CHAPTER V

THE KNITTING WOMAN OF DUN MOAT

"I must and shall have this place!" Terry said, as our humble taxi drove through the glorious old park, and came in sight of the house.

There were the old-world gardens; the statues; the fountains (it was a detail that they didn't fount!); there were the white peacocks (moulting); there was the moat so crammed with water-lilies that if the Scarletts had eaten the carp, they would never be missed. There were the "exquisite oriels," and above all, there was the twisted chimney!

An air of tragic neglect hung over everything. The grass needed mowing; the flowers grew as they liked. Glass was even missing from several windows.
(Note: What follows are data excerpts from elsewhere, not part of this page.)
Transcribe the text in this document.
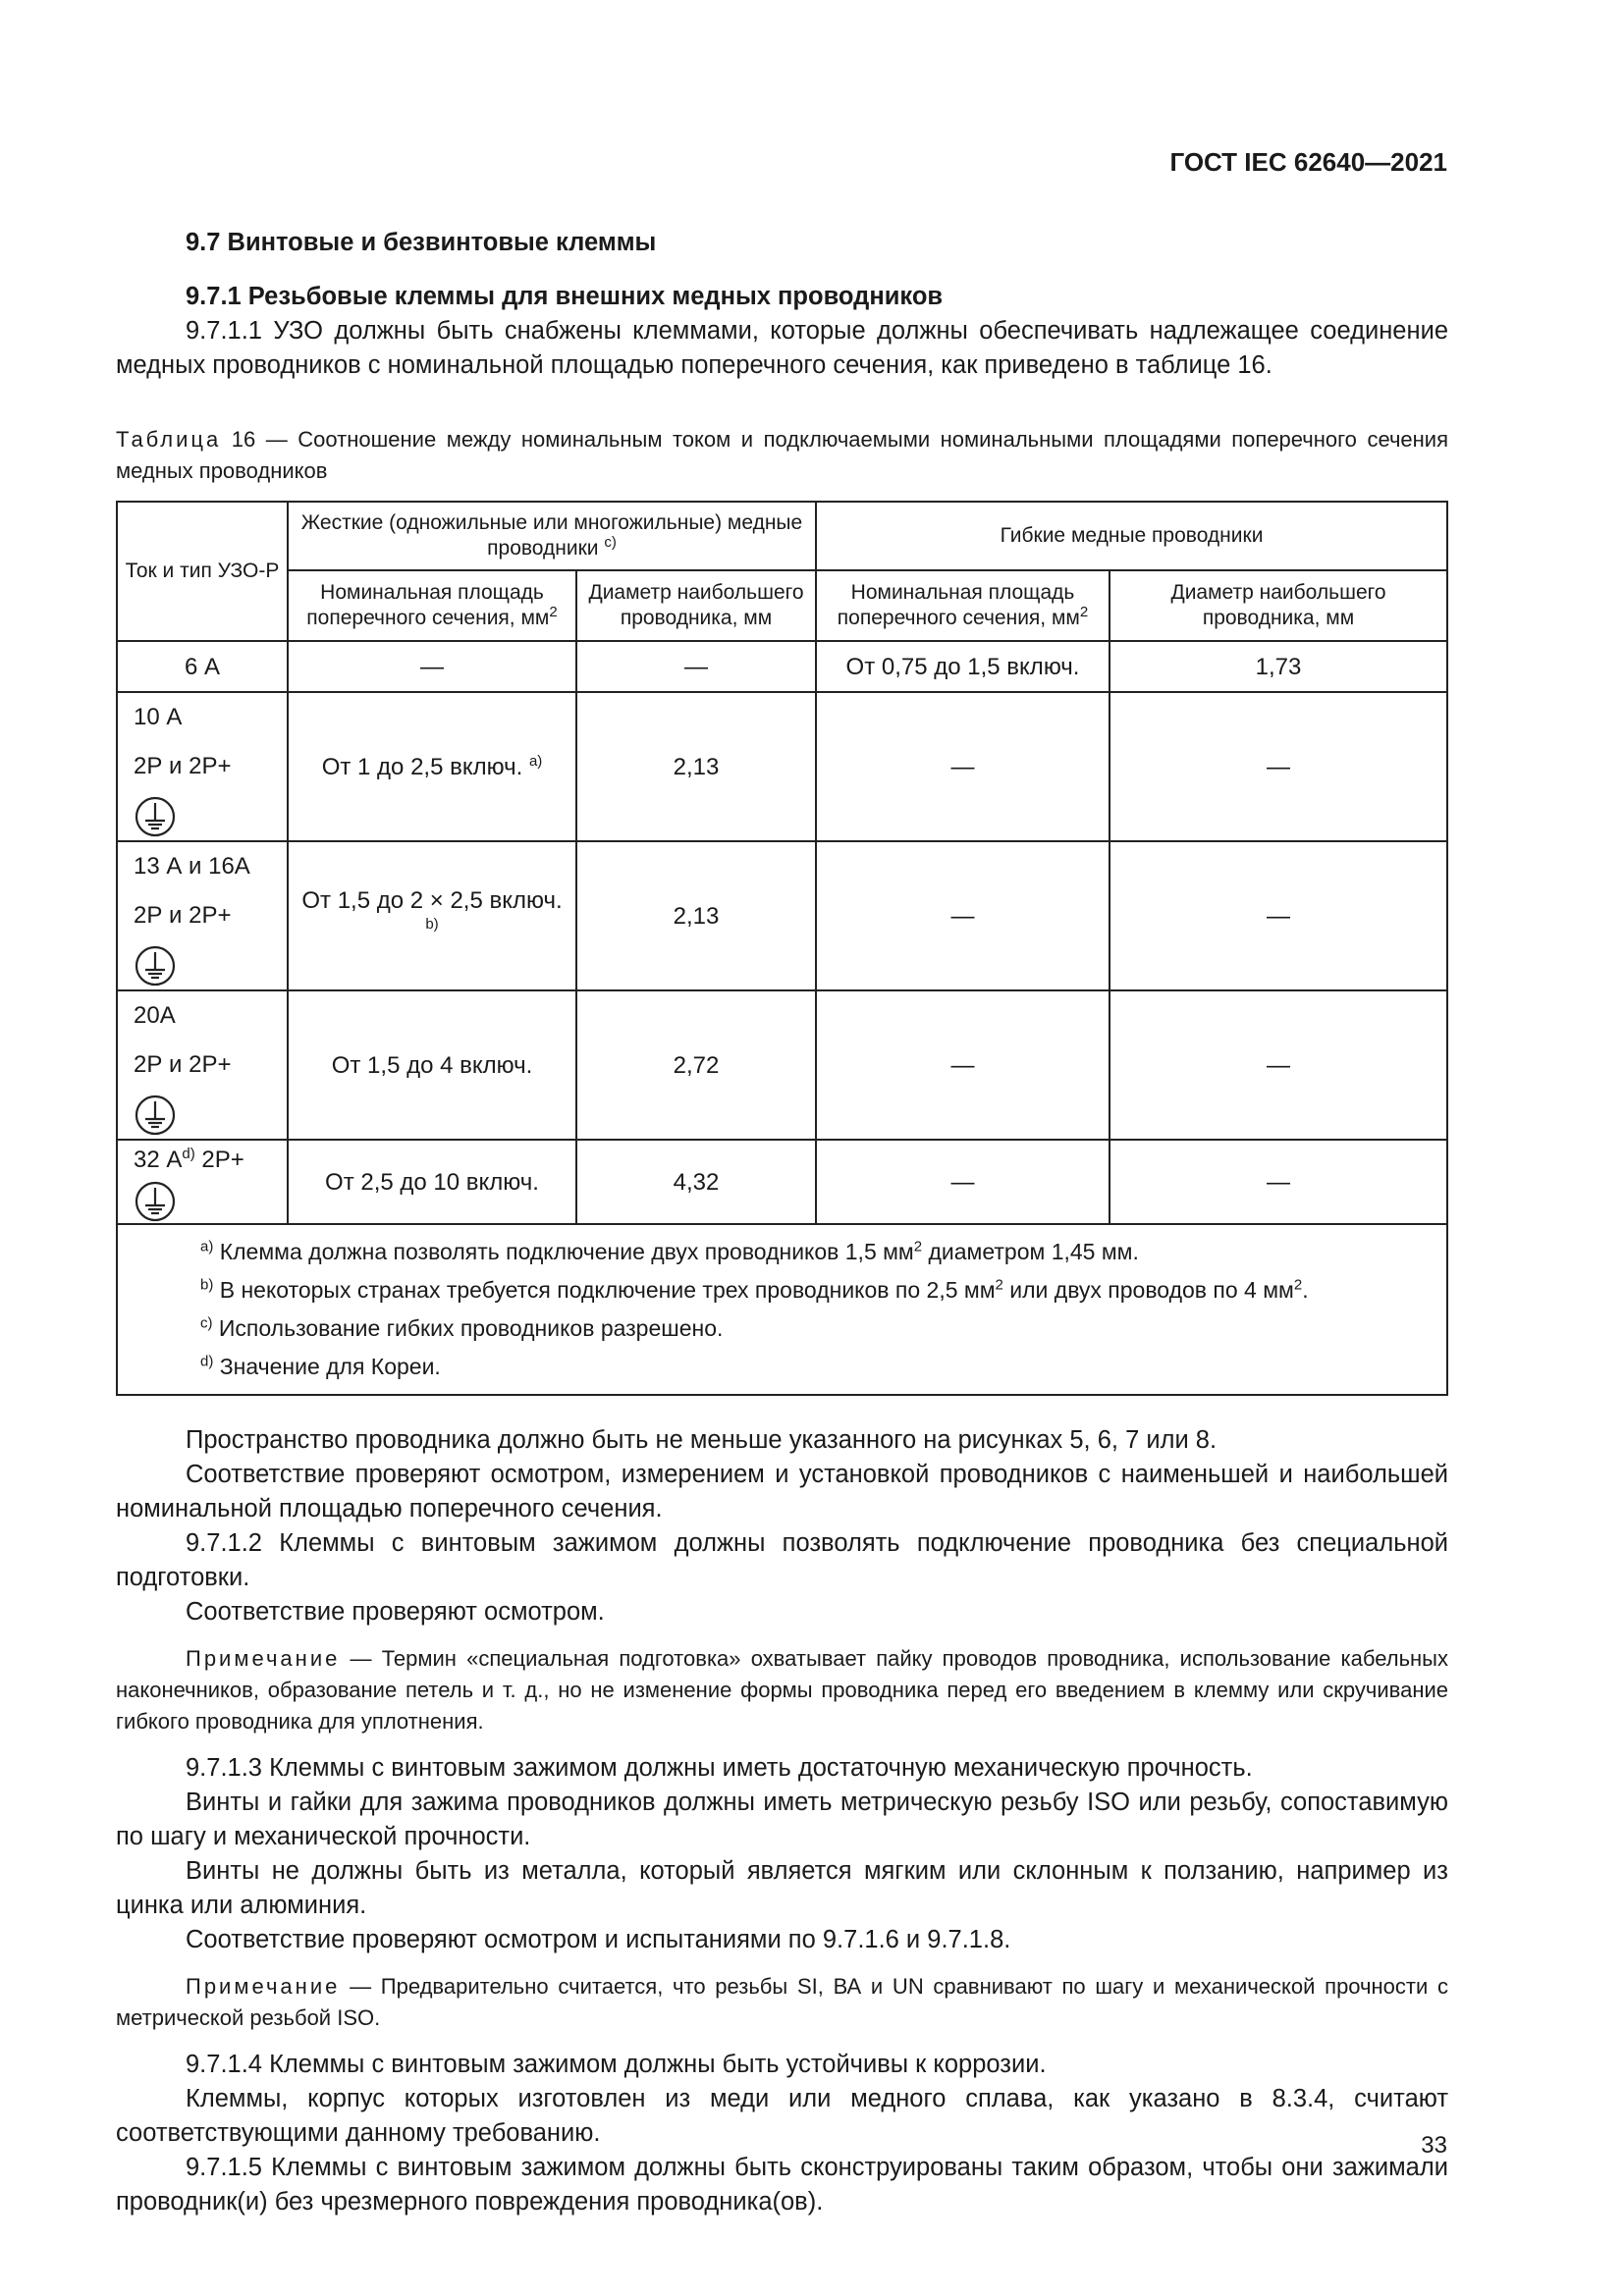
ГОСТ IEC 62640—2021
9.7 Винтовые и безвинтовые клеммы
9.7.1 Резьбовые клеммы для внешних медных проводников

9.7.1.1 УЗО должны быть снабжены клеммами, которые должны обеспечивать надлежащее соединение медных проводников с номинальной площадью поперечного сечения, как приведено в таблице 16.

Таблица 16 — Соотношение между номинальным током и подключаемыми номинальными площадями поперечного сечения медных проводников
Ток и тип УЗО-Р	Жесткие (одножильные или многожильные) медные проводники $^{c)}$		Гибкие медные проводники	
	Номинальная площадь поперечного сечения, $мм^2$	Диаметр наибольшего проводника, мм	Номинальная площадь поперечного сечения, $мм^2$	Диаметр наибольшего проводника, мм
6 А	—	—	От 0,75 до 1,5 включ.	1,73

10 А
2Р и 2Р+	От 1 до 2,5 включ. $^{a)}$	2,13	—	—

13 А и 16А
2Р и 2Р+	От 1,5 до 2 × 2,5 включ. $^{b)}$	2,13	—	—

20А
2Р и 2Р+	От 1,5 до 4 включ.	2,72	—	—
32 $А^{d)}$ 2Р+	От 2,5 до 10 включ.	4,32	—	—

$^{a)}$ Клемма должна позволять подключение двух проводников 1,5 $мм^2$ диаметром 1,45 мм.
$^{b)}$ В некоторых странах требуется подключение трех проводников по 2,5 $мм^2$ или двух проводов по 4 $мм^2$.
$^{c)}$ Использование гибких проводников разрешено.
$^{d)}$ Значение для Кореи.				

Пространство проводника должно быть не меньше указанного на рисунках 5, 6, 7 или 8.

Соответствие проверяют осмотром, измерением и установкой проводников с наименьшей и наибольшей номинальной площадью поперечного сечения.

9.7.1.2 Клеммы с винтовым зажимом должны позволять подключение проводника без специальной подготовки.

Соответствие проверяют осмотром.

Примечание — Термин «специальная подготовка» охватывает пайку проводов проводника, использование кабельных наконечников, образование петель и т. д., но не изменение формы проводника перед его введением в клемму или скручивание гибкого проводника для уплотнения.

9.7.1.3 Клеммы с винтовым зажимом должны иметь достаточную механическую прочность.

Винты и гайки для зажима проводников должны иметь метрическую резьбу ISO или резьбу, сопоставимую по шагу и механической прочности.

Винты не должны быть из металла, который является мягким или склонным к ползанию, например из цинка или алюминия.

Соответствие проверяют осмотром и испытаниями по 9.7.1.6 и 9.7.1.8.

Примечание — Предварительно считается, что резьбы SI, ВА и UN сравнивают по шагу и механической прочности с метрической резьбой ISO.

9.7.1.4 Клеммы с винтовым зажимом должны быть устойчивы к коррозии.

Клеммы, корпус которых изготовлен из меди или медного сплава, как указано в 8.3.4, считают соответствующими данному требованию.

9.7.1.5 Клеммы с винтовым зажимом должны быть сконструированы таким образом, чтобы они зажимали проводник(и) без чрезмерного повреждения проводника(ов).

33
Still, it was miraculously the twin of the place we had described in our embarrassingly perfect "ad."

As we stood in front of the enormous, nail-studded door, and Terry pressed again and again an electric bell (the one modern touch about the place), he had the air of waiting a signal to go "over the top."

"You look fierce enough to bayonet fifty Boches off your own bat!" I whispered.

"Lady Scarlett is a Boche, isn't she?" he mumbled back. And just then—after we'd rung ten times—an old woman opened the door—a witch of an old woman; a witch out of a German fairy-book.

The instant I saw her, I felt that there was something wrong about this house. From under wrinkled lids the woman peered out, ratlike; and though her lips were closed—leaving the first word to us—her eyes said, "What the devil do you want? Whatever it is, you won't get it, so the sooner you go the better."